The provincial government committed in the August 2009 speech from the throne to form a Species at Risk Task Force to provide recommendations to the Government on defining a new vision with an overarching measurable outcome that British Columbians can work together to achieve within the next decade, including:
* Defining Vision, Principles and Outcomes: Where should our conservation efforts be focused, what principles should guide future development of a species at risk program in B.C., and what are the measurable outcomes that best address the fundamental threats to biodiversity in B.C. and help us achieve our vision?
* Environmental Management: In light of climate change and multiple development demands, what management methods need to be advanced to meet our conservation targets?
* Private Land Stewardship: How do we advance private land stewardship and conserve species and ecosystems at risk on private land in B.C. while respecting the interests of taxpayers?
The 10 members of the task force were selected to reflect a range of regions, backgrounds and sectors. They will be led by Bruce Fraser, past chair of the B.C. Forest Practices Board.
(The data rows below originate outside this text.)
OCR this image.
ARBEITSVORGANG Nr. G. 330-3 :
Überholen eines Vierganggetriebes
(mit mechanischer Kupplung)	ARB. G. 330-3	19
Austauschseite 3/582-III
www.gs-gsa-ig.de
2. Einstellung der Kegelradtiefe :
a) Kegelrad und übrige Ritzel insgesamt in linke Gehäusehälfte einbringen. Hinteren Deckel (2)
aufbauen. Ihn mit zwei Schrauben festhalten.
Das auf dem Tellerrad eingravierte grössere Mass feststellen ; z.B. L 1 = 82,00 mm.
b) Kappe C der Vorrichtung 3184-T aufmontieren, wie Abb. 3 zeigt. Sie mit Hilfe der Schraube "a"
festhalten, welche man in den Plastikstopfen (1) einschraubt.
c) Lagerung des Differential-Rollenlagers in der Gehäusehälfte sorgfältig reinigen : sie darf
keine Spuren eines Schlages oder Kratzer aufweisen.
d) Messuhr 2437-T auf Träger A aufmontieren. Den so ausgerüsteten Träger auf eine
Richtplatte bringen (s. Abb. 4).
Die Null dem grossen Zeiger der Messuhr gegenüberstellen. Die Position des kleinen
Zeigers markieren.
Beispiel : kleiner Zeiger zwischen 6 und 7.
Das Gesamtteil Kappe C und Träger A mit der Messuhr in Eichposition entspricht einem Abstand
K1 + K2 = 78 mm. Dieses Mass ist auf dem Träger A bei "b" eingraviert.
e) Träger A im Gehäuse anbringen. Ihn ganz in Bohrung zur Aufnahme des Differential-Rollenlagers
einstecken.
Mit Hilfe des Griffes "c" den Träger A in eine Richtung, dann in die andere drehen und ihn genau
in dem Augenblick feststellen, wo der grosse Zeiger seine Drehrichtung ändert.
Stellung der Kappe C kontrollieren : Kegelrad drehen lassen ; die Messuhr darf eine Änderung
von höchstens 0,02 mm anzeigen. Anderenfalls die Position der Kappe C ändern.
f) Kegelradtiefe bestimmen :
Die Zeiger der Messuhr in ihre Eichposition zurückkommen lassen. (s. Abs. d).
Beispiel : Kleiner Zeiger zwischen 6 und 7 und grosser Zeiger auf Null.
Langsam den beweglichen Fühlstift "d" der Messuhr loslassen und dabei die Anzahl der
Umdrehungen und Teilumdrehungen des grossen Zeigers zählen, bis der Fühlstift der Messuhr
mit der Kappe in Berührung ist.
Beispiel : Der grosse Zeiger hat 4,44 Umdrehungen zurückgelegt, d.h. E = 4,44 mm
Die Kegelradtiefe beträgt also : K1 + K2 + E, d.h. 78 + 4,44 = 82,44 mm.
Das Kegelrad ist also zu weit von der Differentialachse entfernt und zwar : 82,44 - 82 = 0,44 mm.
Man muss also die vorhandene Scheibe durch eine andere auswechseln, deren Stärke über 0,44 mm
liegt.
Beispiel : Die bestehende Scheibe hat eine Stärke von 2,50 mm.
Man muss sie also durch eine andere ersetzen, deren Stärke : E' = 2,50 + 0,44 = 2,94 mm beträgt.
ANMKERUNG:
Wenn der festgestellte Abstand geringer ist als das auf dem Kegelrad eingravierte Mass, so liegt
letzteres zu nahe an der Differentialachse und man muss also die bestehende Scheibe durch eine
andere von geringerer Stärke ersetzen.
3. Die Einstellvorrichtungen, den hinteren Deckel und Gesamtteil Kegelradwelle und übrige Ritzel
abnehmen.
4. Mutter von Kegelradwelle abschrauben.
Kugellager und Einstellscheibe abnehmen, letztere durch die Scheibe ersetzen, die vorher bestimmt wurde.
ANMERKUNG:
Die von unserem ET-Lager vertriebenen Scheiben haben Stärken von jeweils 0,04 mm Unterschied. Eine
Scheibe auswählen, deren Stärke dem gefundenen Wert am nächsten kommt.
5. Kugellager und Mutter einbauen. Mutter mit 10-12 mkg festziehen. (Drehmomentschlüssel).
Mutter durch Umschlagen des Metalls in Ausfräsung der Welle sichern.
"Our job as a task force is to formulate advice on how to advance our provincial effectiveness in dealing with species at risk," said Fraser. "There is hardly a more complex environmental task than to weave our human economy into the ecosystems of the province without damaging our biodiversity or increasing the toll on our rich species endowment. I hope the work of the group will provide some practical ideas for consideration by government."
The task force will make recommendations to the Cabinet Committee on Environment and Land Use by the end of December 2010.
The task force will build upon some successful conservation programs already in place in British Columbia. For example, the B.C. Conservation Data Centre assesses the status of the province's species and ecosystems using internationally accepted and endorsed methodologies.
The B.C. Conservation Framework, developed by the Ministry of Environment in collaboration with scientists, conservation organizations, industry and government, assigns priorities to these species and ecosystems to direct the focus of conservation actions. The ministry has completed recovery strategies for 73 species at risk, and recovery planning for an additional 48 species is underway for a total of 121 species.
Today, a total of 14.27 per cent (or more than 13.5 million hectares) of British Columbia is protected - more than any other province in Canada. It is an area equal to the size of Nova Scotia, New Brunswick and P.E.I. combined.